在我们的单机构回顾性数据库中,我们确定了2000年至2022年间所有因新诊断的CAC接受手术治疗的患者。显微镜/内镜手术(ME)旨在安全地进行囊肿壁开窗。对于年龄≥3岁的患者,采用立体定向植入内分流导管(STX)将CAC引流至脑室和/或脑池作为替代手术。支持ME与STX的治疗决策通过多学科共识做出。主要研究终点是CAC复发时间(TTR)。次要终点是包括临床症状和磁共振形态学分析在内的预后指标。数据分析包括将整个队列细分为三个不同的年龄组(AG1,<6岁;AG2,6 - 18岁;AG3,≥18岁)。

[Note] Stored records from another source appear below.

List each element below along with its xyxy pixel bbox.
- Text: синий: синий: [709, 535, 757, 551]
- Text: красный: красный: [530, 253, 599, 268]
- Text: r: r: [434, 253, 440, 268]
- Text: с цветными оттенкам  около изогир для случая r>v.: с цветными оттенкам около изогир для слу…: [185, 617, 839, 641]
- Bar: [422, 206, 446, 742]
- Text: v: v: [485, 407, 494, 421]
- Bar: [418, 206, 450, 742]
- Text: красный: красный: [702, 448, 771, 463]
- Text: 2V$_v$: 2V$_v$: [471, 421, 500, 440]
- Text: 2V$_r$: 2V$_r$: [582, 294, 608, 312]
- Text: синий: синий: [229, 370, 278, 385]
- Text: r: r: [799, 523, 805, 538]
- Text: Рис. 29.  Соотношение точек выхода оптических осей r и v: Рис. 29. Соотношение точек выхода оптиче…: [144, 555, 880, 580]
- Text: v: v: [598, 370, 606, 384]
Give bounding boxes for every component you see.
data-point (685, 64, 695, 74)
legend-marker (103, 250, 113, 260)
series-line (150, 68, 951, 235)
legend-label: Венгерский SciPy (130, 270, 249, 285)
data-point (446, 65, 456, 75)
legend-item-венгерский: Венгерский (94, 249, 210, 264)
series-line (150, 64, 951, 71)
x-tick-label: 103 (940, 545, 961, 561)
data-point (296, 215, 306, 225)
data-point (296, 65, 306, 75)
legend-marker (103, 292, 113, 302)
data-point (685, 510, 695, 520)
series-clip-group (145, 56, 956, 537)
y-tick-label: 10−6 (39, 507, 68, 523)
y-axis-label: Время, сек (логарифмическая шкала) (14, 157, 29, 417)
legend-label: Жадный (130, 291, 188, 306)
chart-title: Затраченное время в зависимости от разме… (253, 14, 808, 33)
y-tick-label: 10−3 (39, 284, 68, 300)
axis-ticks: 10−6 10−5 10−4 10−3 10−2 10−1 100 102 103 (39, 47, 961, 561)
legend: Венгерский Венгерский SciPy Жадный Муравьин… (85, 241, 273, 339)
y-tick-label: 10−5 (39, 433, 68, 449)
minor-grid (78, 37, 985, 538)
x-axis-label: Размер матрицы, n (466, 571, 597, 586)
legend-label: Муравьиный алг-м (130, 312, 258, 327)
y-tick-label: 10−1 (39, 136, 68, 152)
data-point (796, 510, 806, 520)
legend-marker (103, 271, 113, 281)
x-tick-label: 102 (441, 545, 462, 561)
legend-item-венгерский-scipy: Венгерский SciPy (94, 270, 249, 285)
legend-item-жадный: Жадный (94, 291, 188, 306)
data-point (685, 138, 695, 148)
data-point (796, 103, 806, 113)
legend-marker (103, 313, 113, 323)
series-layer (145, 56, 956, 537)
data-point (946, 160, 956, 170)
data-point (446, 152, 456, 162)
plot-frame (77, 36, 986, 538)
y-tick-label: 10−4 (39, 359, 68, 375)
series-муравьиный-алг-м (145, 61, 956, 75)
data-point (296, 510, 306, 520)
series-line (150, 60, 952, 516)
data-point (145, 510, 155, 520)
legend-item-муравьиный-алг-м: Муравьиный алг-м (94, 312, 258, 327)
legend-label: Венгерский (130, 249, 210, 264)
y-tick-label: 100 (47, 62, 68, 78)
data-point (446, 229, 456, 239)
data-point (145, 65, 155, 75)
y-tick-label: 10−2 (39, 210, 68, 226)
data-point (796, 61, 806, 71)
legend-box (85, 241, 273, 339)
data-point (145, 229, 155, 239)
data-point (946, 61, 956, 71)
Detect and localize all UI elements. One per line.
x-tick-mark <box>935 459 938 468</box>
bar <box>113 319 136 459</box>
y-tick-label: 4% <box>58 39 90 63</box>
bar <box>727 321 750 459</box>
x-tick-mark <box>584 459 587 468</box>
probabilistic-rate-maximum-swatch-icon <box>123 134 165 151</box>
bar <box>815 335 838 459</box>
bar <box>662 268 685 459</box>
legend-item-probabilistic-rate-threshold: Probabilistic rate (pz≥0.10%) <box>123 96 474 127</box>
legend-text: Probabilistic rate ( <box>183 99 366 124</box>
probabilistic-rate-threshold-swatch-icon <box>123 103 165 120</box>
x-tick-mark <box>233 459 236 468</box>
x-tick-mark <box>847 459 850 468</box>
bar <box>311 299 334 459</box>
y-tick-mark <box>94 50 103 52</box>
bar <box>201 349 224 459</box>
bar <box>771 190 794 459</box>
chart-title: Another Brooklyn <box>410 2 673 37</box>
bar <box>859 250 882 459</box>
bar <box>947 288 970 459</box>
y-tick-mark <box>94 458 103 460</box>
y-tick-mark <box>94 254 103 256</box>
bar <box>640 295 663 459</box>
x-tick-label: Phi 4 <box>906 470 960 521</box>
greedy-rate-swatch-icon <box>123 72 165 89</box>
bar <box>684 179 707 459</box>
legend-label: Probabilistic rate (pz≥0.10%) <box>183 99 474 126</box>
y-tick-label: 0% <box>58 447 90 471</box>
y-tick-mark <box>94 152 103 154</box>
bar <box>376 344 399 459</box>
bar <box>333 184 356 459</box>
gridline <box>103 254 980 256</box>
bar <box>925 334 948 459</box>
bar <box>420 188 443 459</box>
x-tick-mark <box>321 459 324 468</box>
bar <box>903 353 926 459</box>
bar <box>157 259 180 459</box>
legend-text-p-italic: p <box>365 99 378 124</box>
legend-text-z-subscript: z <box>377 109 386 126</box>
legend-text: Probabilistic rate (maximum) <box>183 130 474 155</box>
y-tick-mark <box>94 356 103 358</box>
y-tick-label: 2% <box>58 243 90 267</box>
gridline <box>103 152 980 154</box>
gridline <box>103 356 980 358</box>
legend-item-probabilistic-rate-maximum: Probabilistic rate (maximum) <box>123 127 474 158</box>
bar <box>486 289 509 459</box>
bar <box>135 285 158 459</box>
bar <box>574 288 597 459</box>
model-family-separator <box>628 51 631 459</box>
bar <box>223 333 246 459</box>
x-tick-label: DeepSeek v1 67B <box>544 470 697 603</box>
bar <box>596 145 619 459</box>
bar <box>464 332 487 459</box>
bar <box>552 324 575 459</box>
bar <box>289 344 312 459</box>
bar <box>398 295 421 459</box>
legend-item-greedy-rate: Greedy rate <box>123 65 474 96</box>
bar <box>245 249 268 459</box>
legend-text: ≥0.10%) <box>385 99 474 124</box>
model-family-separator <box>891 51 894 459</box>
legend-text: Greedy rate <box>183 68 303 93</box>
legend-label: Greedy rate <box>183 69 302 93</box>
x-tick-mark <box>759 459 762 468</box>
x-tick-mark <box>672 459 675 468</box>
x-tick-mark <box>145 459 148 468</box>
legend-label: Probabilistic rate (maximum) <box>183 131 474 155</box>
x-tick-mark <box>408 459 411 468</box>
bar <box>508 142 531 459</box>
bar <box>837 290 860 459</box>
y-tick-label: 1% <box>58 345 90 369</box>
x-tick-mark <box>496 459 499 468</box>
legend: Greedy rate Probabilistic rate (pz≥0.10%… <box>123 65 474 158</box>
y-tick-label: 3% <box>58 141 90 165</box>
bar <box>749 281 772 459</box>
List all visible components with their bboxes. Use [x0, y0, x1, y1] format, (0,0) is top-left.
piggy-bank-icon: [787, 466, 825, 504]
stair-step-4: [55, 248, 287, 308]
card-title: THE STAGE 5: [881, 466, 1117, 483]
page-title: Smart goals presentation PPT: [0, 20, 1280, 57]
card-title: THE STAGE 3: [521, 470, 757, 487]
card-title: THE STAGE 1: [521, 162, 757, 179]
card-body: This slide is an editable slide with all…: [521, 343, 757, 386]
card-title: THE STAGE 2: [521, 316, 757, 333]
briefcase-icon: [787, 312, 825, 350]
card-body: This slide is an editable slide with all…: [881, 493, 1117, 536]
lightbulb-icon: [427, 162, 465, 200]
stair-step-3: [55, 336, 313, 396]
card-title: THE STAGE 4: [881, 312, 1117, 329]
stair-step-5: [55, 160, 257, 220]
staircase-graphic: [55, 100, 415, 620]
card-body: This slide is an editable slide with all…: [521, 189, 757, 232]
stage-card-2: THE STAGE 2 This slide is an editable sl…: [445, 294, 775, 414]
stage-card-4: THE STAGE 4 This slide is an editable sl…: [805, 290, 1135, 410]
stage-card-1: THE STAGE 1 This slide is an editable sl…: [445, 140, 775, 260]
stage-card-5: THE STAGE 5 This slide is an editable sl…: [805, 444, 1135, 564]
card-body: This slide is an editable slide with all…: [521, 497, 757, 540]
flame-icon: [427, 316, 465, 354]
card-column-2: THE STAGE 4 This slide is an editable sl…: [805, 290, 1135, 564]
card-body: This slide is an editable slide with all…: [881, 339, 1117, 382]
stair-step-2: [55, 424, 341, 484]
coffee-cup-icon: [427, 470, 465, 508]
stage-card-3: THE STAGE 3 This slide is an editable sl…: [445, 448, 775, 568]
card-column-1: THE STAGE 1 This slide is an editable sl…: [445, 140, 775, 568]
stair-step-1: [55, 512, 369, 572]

分析了62例患者(中位年龄26.5岁,范围0 - 82岁)。AG1组有15例,AG2组有10例,AG3组有37例。主要表现症状为头痛和眩晕。在AG1组的蛛网膜下腔积水病例中,头围增加和颅骨变薄最为常见。分别有35例患者接受了ME手术和27例患者接受了STX手术;各年龄组之间的频率无差异。在试图对复杂的CAC进行脑桥前开窗时,两名婴儿(4个月和10个月大)出现了围手术期静脉并发症(22.2%),其中一名10个月大男孩死亡。其他并发症包括术后出血(2例,22.2%)、脑脊液漏(4例,44.4%)和脑膜炎(1例,11.1%)。总体而言,所有其他患者均有临床改善和囊肿体积显著减小(p = 0.008);各年龄组之间无差异。所有患者的中位随访时间为25.4个月(范围,3.1 - 87.1个月)。16.1%的患者出现复发性囊肿,与所采用的手术方法无关(p = 0.7)。在复发病例中,TTR为7.9±12.7个月。多因素分析显示,术前脑室扩张(p = 0.03)、轻瘫(p = 0.008)和6岁以下年龄(p = 0.03)是CAC复发的显著危险因素。
对于患有CAC的患者,ME和STX均可在低手术风险下改善临床症状,且囊肿体积减小程度相同。然而,在婴幼儿中,CAC更常与严重临床症状相关,立体定向手术应用有限,而后颅窝显微手术可能存在严重静脉出血风险。